Senioren Blog – Ein Dörfli voller Möglichkeiten

Blind seit ihrem zehnten Lebensjahr, hatte Ursula Graf sich eine beeindruckende Karriere und ein Leben in Unabhängigkeit erkämpft. Sie machte eine kaufmännische Ausbildung, studierte Theologie und arbeitete als reformierte Blindenseelsorgerin und Diakonin.
Doch dann kam das Jahr 2022: Eine Operation führte zu einer Sepsis, und plötzlich war nichts mehr wie zuvor. Ursula musste neu lernen, wie man den Alltag bewältigt – diesmal im Rollstuhl. Sie, die immer auf eigenen Beinen stand, musste sich nun komplett umstellen. Doch wenn jemand weiss, wie man aus Steinen, die einem das Leben in den Weg legt, eine Brücke baut, dann ist es Ursula. Mit einem entschlossenen «Jetzt erst recht!» nahm sie die Herausforderung an. Und so führte ihr Weg sie schliesslich in die Oase Rümlang, einen Ort, den sie heute liebevoll ihr «eigenes Dörfli» nennt.
Hier begann ein neues Kapitel. Ursula ist wissbegierig und lebt nach dem Motto: «Es ist fast alles möglich, wenn du ein Ziel hast.» Und so überraschte Ursula schon kurz nach dem Einzug alle: Mit ihrer schnellen Auffassungsgabe brachte sie sich in kürzester Zeit bei, eigenständig mit dem öffentlichen Verkehr zu reisen. Anfangs noch unsicher, fährt sie heute mit Zug und Tram quer durch die Region, sei es nach Uster zur Physio, nach Zürich oder einfach ins Grüne. Die Reise mag nicht immer einfach sein – nicht-ebenerdige Ausstiege bei den Trams sind oft eine Herausforderung –, aber für Ursula ist jeder Tag eine Chance, ihre Autonomie weiter zu stärken. Die Beschaffenheit des Bodens, das Rauschen von Bächen und der Duft von Feldern helfen ihr jedoch jeweils bei der Orientierung. Wo so mancher Sehende den Überblick verlieren würde, bleibt Ursula sicher.

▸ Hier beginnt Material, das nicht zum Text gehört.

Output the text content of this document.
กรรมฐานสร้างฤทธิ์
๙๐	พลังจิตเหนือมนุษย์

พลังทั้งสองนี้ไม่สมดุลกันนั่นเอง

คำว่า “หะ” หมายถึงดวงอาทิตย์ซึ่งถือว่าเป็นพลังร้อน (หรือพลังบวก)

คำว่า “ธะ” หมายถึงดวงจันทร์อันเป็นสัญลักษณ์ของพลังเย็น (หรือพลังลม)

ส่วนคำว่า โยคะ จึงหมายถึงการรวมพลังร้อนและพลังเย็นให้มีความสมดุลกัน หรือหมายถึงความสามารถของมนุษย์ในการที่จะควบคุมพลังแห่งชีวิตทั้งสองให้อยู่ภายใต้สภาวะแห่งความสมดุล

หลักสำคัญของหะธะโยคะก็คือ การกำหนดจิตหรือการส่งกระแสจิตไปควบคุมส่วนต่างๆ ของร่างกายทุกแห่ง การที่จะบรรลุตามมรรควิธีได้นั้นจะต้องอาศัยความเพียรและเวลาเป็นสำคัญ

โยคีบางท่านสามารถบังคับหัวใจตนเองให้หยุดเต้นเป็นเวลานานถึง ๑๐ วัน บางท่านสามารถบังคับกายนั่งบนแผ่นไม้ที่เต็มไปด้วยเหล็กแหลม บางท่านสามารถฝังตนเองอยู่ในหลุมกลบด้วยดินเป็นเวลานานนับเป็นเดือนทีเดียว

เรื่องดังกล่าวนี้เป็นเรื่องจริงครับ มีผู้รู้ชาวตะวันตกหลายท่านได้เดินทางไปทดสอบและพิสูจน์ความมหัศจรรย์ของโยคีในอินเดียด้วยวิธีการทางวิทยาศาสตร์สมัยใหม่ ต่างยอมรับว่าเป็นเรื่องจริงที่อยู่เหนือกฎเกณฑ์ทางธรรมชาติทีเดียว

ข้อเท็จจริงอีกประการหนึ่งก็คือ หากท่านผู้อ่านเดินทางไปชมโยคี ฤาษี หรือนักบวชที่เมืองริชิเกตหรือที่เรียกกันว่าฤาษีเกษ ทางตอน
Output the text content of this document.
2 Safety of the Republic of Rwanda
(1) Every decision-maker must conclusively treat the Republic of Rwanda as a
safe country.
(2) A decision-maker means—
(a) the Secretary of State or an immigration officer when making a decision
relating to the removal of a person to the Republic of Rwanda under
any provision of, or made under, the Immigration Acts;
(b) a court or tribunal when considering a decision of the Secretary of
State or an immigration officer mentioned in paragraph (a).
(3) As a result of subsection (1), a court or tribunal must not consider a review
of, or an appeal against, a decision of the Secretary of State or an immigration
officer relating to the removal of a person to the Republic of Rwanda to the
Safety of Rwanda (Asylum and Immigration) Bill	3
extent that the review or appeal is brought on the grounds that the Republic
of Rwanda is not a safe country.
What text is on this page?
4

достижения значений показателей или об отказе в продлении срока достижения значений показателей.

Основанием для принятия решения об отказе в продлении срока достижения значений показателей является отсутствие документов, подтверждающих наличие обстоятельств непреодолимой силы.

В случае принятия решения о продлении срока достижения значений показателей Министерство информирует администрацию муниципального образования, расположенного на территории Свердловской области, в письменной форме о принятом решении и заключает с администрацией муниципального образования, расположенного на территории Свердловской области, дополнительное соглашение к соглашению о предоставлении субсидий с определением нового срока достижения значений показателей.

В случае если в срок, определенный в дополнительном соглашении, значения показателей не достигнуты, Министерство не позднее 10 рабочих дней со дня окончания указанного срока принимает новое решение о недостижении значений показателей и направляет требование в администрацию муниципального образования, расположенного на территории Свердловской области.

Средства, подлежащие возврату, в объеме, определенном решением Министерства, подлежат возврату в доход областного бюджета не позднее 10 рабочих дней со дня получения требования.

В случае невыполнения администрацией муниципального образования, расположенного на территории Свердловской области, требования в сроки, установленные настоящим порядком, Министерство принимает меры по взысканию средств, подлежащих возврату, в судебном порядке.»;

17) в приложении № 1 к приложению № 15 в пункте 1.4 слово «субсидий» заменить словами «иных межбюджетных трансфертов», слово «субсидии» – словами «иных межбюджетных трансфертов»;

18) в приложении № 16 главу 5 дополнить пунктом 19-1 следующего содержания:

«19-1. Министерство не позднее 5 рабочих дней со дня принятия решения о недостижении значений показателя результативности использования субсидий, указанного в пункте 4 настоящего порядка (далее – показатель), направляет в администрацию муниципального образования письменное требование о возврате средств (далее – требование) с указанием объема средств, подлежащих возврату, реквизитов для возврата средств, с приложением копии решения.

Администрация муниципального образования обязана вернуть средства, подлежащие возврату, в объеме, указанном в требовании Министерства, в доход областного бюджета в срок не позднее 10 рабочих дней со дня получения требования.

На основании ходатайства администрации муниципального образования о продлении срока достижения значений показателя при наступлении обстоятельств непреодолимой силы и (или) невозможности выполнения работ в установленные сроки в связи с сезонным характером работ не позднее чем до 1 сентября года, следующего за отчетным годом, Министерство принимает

In der Oase schenkt ihr die barrierefreie Umgebung die Freiheit, ihren Alltag eigenständig zu gestalten. Mit Unterstützung der Spitex, die flexibel auf ihre Bedürfnisse eingeht, kann Ursula Dinge tun, die sie lange für unmöglich hielt. «Nie hätte ich geglaubt, dass ich wieder allein leben kann», sagt sie heute voller Dankbarkeit. Ursula erlebt die Oase und die Menschen in Rümlang als besonders hilfsbereit. Ob der Fahrlehrer aus der Umgebung, der sie sicher über die Strasse begleitet, die Migros-Mitarbeitenden, die sie bis zum Gehsteig bringen, oder Passanten, die ihr Unterstützung anbieten – stets findet sie helfende Hände. Dabei hat sie sogar schon Telefonnummern ausgetauscht und sich zu einem Kaffee verabredet.
Ursula hat einen Wunsch: «Ich möchte, dass man zuerst mich sieht, Ursula, den Menschen – nicht die Behinderung.» In ihrem «Dörfli» hat Ursula genau diesen Wunsch Wirklichkeit werden lassen. Hier zählt sie als Mensch, als Nachbarin, als Freundin. Ursula hat hier nicht nur ein Zuhause gefunden, sondern auch eine Gemeinschaft, die sie schätzt und inspiriert. Mit ihrem Mut und ihrer Lebensfreude zeigt Ursula uns, dass Grenzen oft nur im Kopf existieren.